All types of gaps between the vocal cords create husky hoarseness by leaking air. There are five characteristic gap patterns — each with a distinct location, cause, and visual signature on endoscopy.
A laryngologist would do well to keep “Mind the gap” as a constant reminder. The gap between the vocal cords deserves primary attention during endoscopy and is easily overlooked while examining surrounding structures. Under idealized conditions, the vocal cords lie parallel during voice production and close completely with each vibratory cycle. All of these types of gaps leak air and create husky hoarseness.
Posterior Gap
If the vocal cords are moving from the breathing V-shape toward a parallel position but stop short of complete closure, a posterior gap remains. One example is muscle tension, where the opening muscles (PCA) partially tighten during phonation, competing with the closing muscles (LCA) and holding the cords slightly apart, allowing air to escape between the posterior portion of the vocal cords.

Anterior Gap
Vocal cord trauma may disrupt the vocal cords where they attach at the front of the larynx. If the vocal cords heal slightly apart at the anterior commissure, air escapes through the front of the vocal cords. It really becomes impossible for a person to close this gap without the help of surgery.

Central Gap
If the vocal cord muscles are not exercised regularly, they atrophy and can no longer tense to a straight line. They remain concave even when the vocal processes are completely closed, creating a central gap.

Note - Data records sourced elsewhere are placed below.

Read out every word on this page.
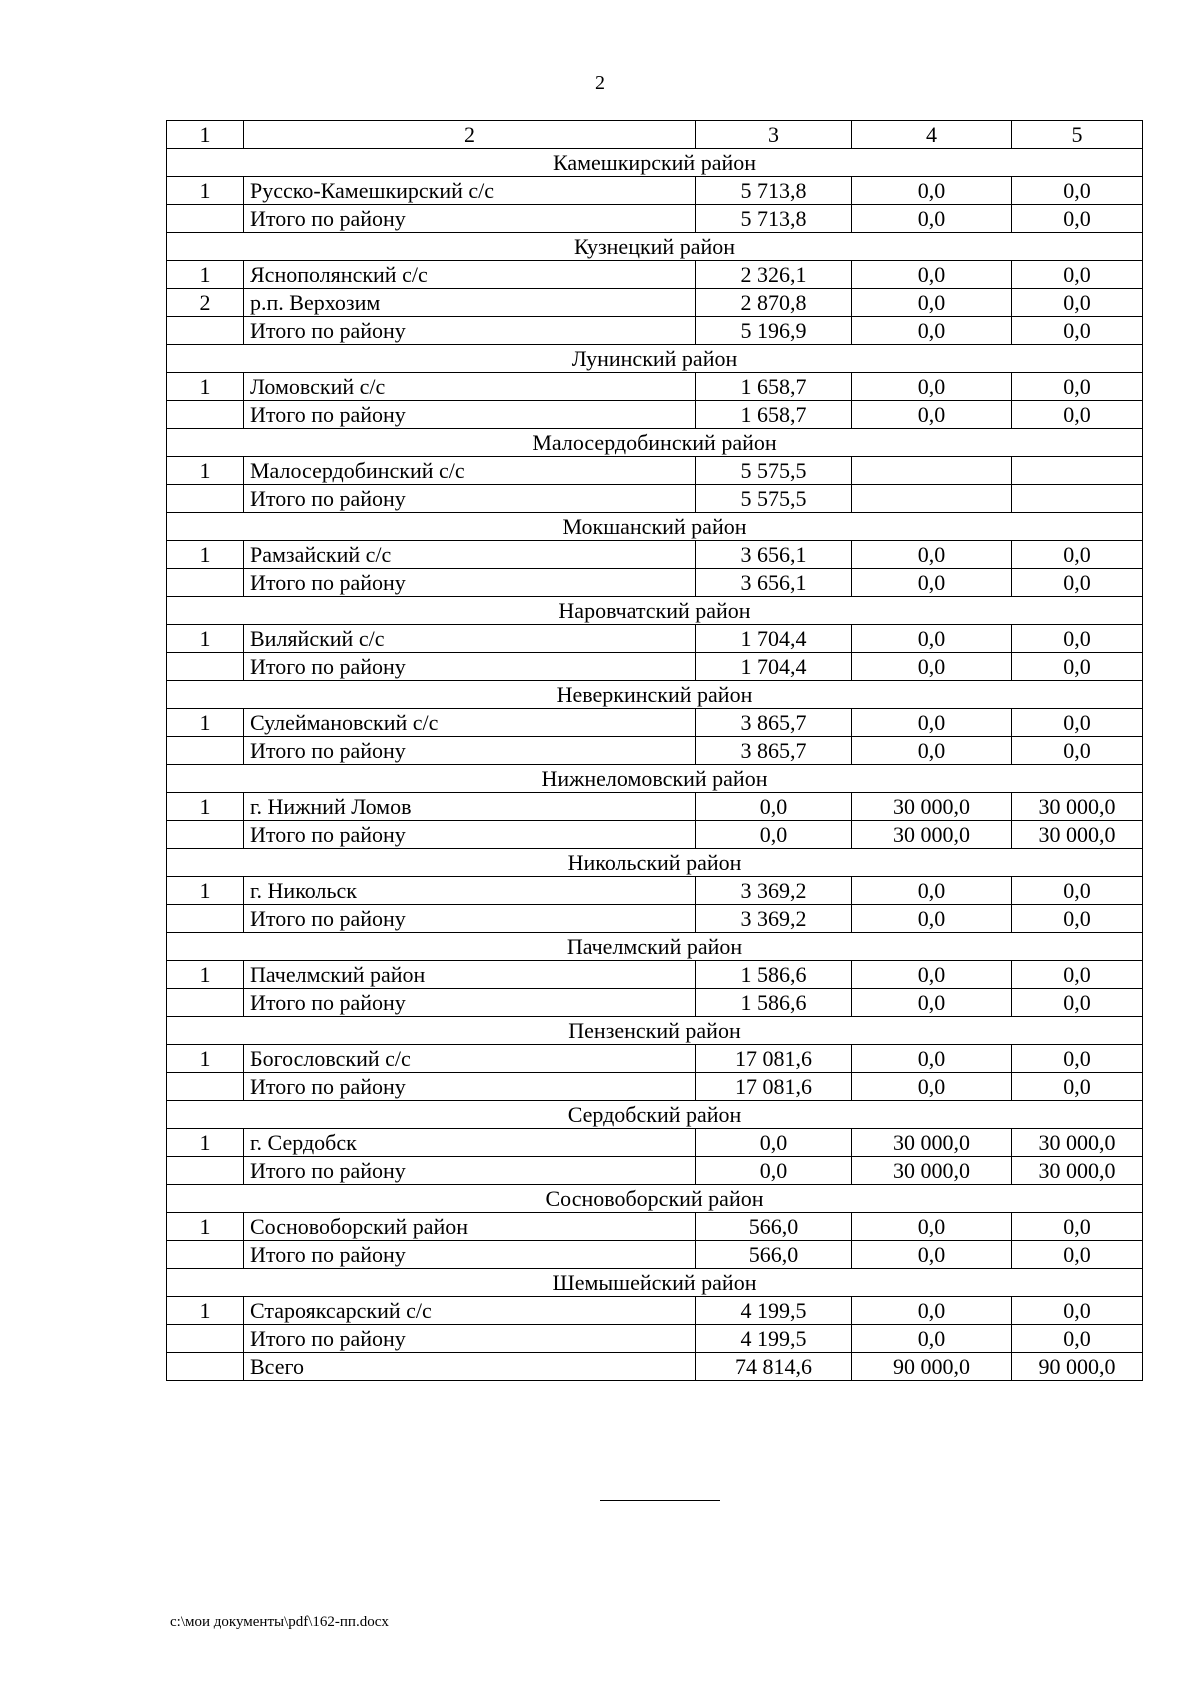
2
1	2	3	4	5
Камешкирский район				
1	Русско-Камешкирский с/с	5 713,8	0,0	0,0
	Итого по району	5 713,8	0,0	0,0
Кузнецкий район				
1	Яснополянский с/с	2 326,1	0,0	0,0
2	р.п. Верхозим	2 870,8	0,0	0,0
	Итого по району	5 196,9	0,0	0,0
Лунинский район				
1	Ломовский с/с	1 658,7	0,0	0,0
	Итого по району	1 658,7	0,0	0,0
Малосердобинский район				
1	Малосердобинский с/с	5 575,5		
	Итого по району	5 575,5		
Мокшанский район				
1	Рамзайский с/с	3 656,1	0,0	0,0
	Итого по району	3 656,1	0,0	0,0
Наровчатский район				
1	Виляйский с/с	1 704,4	0,0	0,0
	Итого по району	1 704,4	0,0	0,0
Неверкинский район				
1	Сулеймановский с/с	3 865,7	0,0	0,0
	Итого по району	3 865,7	0,0	0,0
Нижнеломовский район				
1	г. Нижний Ломов	0,0	30 000,0	30 000,0
	Итого по району	0,0	30 000,0	30 000,0
Никольский район				
1	г. Никольск	3 369,2	0,0	0,0
	Итого по району	3 369,2	0,0	0,0
Пачелмский район				
1	Пачелмский район	1 586,6	0,0	0,0
	Итого по району	1 586,6	0,0	0,0
Пензенский район				
1	Богословский с/с	17 081,6	0,0	0,0
	Итого по району	17 081,6	0,0	0,0
Сердобский район				
1	г. Сердобск	0,0	30 000,0	30 000,0
	Итого по району	0,0	30 000,0	30 000,0
Сосновоборский район				
1	Сосновоборский район	566,0	0,0	0,0
	Итого по району	566,0	0,0	0,0
Шемышейский район				
1	Старояксарский с/с	4 199,5	0,0	0,0
	Итого по району	4 199,5	0,0	0,0
	Всего	74 814,6	90 000,0	90 000,0
c:\мои документы\pdf\162-пп.docx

Aging contributes as well — the vocal cords sag with aging as they lose elasticity, producing a nearly oval-shaped gap with pointed ends. An asymmetric central gap is created when tension within one vocal cord is reduced, allowing it to oscillate further laterally than the other side, suggesting a thyroarytenoid muscle paresis.


Split Gap
Vocal overdoers typically develop a callus or swelling in the very center of the membranous vocal cord. This protuberant swelling will touch first as the vocal cords are tensed, leaving an opening both anterior and posterior to it — a split gap. It is best visualized at higher pitches. As the vocal cords tighten, any marginal swelling is pushed further medially and made more visible to the examiner.

Timing Gap
Anything that makes the vocal cords uneven — in mass, length, or tension — can put them out of sync. With a mild asymmetry, they may oscillate out of phase. Under a strobe light it looks like they are chasing each other. They may never touch, so air continuously leaks out even while crossing each other’s path. This is a gap created by timing. If they become slightly more asymmetric, they may begin to oscillate at different frequencies — diplophonia — and both huskiness and roughness are heard simultaneously.

What You Learned
- Five gap patterns, one mechanism — posterior, anterior, central, split, and timing gaps all produce husky hoarseness by leaking air.
- The gap’s location reveals its cause — posterior gaps suggest muscle tension; central gaps suggest atrophy; anterior gaps suggest trauma; split gaps suggest overdoer swellings.
- A timing gap bridges huskiness and roughness — asynchronous cords that never touch create continuous air leak; if they become more asymmetric, two simultaneous pitches emerge.
- Higher pitch makes gaps more visible — tensioning the cords with CT elongates them and exaggerates any central or split gap, improving diagnostic yield.